Вовка, забравшись на песчаный холмик за неимением табуретки, подтянул плавки и громко, с выражением продекламировал:

– Наша Таня громко плачет – уронила в воду мячик…

Барышня сразу перестала хлюпать носом, а Серега сказал:

– Вова, это из другой оперы, из мыльной. Мы отвлеклись. У нас ведь божественная комедия. Богородица есть. Ты Бог или жопа?

– Я – Богожопа! – гордо произнес Вовка. – То есть я жопа. И покуда у меня есть тело и ум, остаюсь ею всегда. «Это говорящие, говорящие ходилки…» – Тараканов, приплясывая, завел рэп и тут же оборвал его. – Но конкретно сейчас я – Бог.

– Товарищ Бог, разрешите обратиться? – «взяв под козырек» панамки, обратился к нему Серега. – Богородице не хватает младенца.
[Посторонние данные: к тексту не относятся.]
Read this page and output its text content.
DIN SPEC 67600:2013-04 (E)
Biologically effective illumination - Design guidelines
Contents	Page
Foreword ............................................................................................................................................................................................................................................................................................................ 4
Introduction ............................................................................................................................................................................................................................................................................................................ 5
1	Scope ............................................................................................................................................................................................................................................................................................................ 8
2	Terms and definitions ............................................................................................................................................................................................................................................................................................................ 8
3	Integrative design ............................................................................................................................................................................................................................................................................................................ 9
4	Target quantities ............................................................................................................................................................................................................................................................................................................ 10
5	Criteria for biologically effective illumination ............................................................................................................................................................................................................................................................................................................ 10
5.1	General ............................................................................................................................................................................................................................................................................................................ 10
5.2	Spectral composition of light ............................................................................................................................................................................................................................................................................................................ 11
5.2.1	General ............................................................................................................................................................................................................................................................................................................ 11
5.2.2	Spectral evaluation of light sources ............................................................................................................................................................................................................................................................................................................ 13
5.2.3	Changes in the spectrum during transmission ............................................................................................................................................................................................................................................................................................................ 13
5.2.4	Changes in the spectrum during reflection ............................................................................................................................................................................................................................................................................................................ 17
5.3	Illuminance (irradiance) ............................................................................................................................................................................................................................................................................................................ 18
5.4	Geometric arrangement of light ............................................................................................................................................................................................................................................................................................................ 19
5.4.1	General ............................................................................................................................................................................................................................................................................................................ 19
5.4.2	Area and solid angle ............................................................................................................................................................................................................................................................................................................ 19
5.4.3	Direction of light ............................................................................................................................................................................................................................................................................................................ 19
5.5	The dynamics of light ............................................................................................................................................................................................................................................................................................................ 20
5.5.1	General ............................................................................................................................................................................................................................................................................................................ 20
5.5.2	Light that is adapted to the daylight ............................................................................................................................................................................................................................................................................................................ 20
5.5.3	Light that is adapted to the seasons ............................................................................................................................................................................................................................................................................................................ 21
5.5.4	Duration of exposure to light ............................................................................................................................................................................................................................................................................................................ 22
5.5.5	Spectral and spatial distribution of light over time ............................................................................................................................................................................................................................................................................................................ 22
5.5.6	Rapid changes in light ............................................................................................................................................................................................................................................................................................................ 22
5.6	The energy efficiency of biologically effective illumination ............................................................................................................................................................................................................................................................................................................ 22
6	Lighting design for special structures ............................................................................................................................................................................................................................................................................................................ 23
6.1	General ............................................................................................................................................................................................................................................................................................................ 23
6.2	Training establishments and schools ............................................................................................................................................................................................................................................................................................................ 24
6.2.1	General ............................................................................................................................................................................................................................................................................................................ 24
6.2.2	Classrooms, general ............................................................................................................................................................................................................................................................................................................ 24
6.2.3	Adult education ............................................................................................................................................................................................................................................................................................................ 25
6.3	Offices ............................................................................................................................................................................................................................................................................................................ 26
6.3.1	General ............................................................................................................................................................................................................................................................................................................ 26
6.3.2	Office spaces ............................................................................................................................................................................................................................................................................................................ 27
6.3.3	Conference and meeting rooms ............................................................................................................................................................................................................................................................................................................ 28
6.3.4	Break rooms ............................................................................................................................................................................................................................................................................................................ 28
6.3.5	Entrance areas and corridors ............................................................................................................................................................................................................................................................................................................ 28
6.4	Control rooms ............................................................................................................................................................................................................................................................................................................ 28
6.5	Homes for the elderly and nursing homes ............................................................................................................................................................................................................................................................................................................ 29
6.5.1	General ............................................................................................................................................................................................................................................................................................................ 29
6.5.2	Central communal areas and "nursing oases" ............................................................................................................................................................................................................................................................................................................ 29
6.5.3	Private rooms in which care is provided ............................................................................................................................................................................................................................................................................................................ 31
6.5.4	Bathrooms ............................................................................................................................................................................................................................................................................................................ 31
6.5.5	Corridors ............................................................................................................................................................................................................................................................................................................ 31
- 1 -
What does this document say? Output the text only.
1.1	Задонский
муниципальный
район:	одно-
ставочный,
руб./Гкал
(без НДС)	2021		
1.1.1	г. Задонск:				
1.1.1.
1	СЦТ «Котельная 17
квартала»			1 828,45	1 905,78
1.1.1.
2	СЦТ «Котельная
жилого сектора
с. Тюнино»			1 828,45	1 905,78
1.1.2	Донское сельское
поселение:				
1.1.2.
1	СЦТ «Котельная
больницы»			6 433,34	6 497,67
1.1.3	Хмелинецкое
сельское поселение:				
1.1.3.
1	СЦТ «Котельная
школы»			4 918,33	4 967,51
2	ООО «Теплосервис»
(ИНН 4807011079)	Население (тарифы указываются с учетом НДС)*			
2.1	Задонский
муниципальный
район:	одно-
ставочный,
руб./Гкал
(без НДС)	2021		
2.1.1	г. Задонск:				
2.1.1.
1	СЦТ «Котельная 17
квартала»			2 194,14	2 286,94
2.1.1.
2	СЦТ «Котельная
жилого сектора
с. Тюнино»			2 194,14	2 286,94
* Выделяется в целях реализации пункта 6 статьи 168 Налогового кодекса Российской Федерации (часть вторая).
Непорядок, традицию надо соблюсти.

Вовка звучно хлопнул в ладоши:

– Базара нет, сейчас сделаем. Устроим Танюхе непорочное зачатие. Не боись, приставать не будем. Оно же непорочное!

Осмотревшись по сторонам, Тараканов взял литровую пластиковую бутылку минералки, что валялась под тополем, дарующим благословенный тенек. Затем бережно запеленал ее в сиреневое полотенце Татьяны, оставив снаружи лишь верхушку бутылки и синюю крышку.

Серега тем временем инструктировал девушку:

– Танюха, тебе надлежит преклонить колена, принять почтительную позу и воздеть очи горе.

– Куда-куда воздеть? – переспросила Татьяна.

– Горе, дочь моя, горе! Вон, видишь, горы тянь-шаньские, среброверхие?! Вверх, короче, смотри. И поболе ликования во взоре!

Таня опустилась на песок и села на пятки, в позу алмаза (Ваджрасану).

– Так, молодец. Спинка прямая, носик выше. Ручки кладем на колени, – суетился вокруг нее Серега. – Соберись, настройся, останови внутренний диалог. Дело нешуточное предстоит – беременеть от Святаго Духа. И рожать, причем практически сразу. Никаких девяти месяцев. Некогда нам.